The latest funding will is earmarked for upgrades to key systems that provide access to existing digital content, improving online service delivery and enhancing access to information about archives.
The upgrades are designed to give the state’s historical records an unprecedented degree of online availability so that people in regional areas are spared the costly journey of travel between Sydney and other locations to view documents.
Easier access to records will come as a relief to many local governments in the state’s regions which often cannot afford to physically delve through archival facilities like the Western Sydney Records Centre in Kingswood – which houses a whopping 600 linear kilometres of records and archives.

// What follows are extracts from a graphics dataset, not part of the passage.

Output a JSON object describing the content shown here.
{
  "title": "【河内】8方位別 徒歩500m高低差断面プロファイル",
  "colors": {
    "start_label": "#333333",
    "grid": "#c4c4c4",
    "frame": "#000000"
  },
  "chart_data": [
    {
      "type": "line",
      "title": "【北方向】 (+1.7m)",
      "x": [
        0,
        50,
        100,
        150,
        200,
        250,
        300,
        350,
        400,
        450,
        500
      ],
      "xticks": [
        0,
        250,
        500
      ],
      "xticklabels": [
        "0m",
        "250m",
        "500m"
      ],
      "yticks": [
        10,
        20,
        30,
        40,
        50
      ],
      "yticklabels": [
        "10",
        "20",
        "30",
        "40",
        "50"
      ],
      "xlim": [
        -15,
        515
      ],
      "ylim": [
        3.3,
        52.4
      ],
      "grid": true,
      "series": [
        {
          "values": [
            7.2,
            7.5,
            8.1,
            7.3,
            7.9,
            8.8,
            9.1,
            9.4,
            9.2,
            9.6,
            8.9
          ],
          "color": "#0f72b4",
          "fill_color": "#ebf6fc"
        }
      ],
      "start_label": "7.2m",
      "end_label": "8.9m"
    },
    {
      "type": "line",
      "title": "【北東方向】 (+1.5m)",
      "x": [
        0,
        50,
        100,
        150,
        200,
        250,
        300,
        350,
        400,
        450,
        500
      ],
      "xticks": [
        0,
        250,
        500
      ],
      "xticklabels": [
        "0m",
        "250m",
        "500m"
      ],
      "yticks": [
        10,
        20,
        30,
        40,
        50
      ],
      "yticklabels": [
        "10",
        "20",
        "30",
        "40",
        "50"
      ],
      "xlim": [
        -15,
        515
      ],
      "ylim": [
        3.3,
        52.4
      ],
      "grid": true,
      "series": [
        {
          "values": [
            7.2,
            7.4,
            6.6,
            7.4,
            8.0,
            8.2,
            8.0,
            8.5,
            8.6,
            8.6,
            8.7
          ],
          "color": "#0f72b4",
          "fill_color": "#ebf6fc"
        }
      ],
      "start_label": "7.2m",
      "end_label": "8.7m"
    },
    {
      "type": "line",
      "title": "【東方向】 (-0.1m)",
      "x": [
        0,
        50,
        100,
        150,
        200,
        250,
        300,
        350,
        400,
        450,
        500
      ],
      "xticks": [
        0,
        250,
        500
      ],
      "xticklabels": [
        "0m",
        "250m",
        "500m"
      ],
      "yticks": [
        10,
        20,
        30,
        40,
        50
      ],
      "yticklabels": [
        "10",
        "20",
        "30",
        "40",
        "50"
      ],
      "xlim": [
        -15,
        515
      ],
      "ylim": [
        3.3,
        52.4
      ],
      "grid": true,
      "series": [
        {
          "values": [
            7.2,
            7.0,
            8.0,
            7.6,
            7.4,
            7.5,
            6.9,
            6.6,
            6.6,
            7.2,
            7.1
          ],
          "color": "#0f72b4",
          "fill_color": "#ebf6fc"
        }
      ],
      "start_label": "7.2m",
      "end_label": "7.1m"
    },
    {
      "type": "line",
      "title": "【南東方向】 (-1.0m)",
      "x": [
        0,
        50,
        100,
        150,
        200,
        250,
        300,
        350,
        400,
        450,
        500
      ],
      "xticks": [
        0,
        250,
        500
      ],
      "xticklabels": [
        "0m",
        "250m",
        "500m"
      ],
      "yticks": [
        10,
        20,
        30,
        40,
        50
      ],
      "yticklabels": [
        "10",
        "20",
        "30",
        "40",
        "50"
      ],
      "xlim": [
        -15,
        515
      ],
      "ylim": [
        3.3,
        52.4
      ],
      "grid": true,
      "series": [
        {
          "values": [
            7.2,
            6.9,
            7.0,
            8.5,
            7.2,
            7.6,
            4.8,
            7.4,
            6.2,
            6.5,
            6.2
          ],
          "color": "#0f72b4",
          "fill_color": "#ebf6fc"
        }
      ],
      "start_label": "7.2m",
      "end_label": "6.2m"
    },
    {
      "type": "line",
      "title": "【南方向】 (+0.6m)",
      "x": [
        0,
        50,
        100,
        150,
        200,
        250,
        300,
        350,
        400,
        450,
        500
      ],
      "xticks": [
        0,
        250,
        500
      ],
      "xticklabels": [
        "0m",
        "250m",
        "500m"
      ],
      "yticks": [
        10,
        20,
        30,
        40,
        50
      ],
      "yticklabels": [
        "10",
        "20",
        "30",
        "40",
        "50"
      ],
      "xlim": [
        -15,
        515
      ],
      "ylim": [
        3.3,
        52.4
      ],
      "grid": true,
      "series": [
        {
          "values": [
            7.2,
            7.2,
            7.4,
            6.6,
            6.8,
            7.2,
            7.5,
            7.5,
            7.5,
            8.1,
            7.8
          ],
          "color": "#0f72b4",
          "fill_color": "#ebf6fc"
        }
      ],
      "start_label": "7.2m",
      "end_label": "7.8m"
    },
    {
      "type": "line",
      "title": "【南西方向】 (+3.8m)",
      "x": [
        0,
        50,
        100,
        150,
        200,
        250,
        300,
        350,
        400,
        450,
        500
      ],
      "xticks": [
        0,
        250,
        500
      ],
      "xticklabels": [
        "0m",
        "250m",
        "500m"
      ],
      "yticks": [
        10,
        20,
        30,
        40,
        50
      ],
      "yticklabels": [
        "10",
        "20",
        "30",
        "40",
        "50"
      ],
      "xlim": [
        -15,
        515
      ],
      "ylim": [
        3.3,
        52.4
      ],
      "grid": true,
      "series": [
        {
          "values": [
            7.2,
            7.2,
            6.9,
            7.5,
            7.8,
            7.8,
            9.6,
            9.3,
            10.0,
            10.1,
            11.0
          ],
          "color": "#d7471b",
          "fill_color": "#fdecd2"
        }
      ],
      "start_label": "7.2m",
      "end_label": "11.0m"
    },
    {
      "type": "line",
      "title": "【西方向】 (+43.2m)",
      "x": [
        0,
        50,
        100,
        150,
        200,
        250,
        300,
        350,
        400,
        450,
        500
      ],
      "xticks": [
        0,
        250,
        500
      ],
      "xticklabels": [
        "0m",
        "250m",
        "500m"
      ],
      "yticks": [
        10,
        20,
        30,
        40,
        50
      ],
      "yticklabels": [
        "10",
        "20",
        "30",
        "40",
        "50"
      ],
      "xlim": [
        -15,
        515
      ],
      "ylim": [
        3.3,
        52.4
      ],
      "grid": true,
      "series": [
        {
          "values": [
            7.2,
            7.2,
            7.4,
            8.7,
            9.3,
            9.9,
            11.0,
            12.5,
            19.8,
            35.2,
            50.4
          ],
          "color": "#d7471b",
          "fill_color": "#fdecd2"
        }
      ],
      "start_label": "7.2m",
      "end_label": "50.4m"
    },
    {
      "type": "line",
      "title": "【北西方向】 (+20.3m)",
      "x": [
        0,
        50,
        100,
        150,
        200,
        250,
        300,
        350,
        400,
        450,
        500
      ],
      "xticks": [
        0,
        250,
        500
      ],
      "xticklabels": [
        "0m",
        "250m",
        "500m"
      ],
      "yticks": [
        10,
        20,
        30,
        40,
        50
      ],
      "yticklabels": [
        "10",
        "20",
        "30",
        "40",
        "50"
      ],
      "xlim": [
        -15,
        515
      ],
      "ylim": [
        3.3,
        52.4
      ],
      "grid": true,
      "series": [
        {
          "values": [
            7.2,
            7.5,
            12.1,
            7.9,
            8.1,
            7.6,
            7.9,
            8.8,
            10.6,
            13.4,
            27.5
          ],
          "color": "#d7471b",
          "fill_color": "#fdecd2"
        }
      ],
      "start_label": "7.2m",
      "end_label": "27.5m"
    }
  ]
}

Minister for Finance and Services, Dominic Perrottet said the state’s archives were not only the cornerstone of open and accountable government, “but they also protect citizens’ rights and document the history of the diverse and evolving community of NSW”.
“We don’t want records to just be preserved and then filed away, we want to bring them to life and make them accessible,” Mr Perrottet said.
A big part of the government’s four year funding allocation is the expansion of the Digital State project which converts the state’s so-called ‘born digital’ government records to permanent digital archives.
The move by Baird government mirror’s the federal government’s own existing requirements that compel federal agencies implement and practice digital record keeping as part of the Digital Transition Policy.
This federal policy means that all agencies under that jurisdiction will be required to create, store and digitally manage the majority of their records and also scan incoming paper records so that new paper files are not created.
The federal government has set the year 2015 as its deadline for all newly created records to be digital as from that point onward, the National Archives of Australia will accept documents in digital formats only.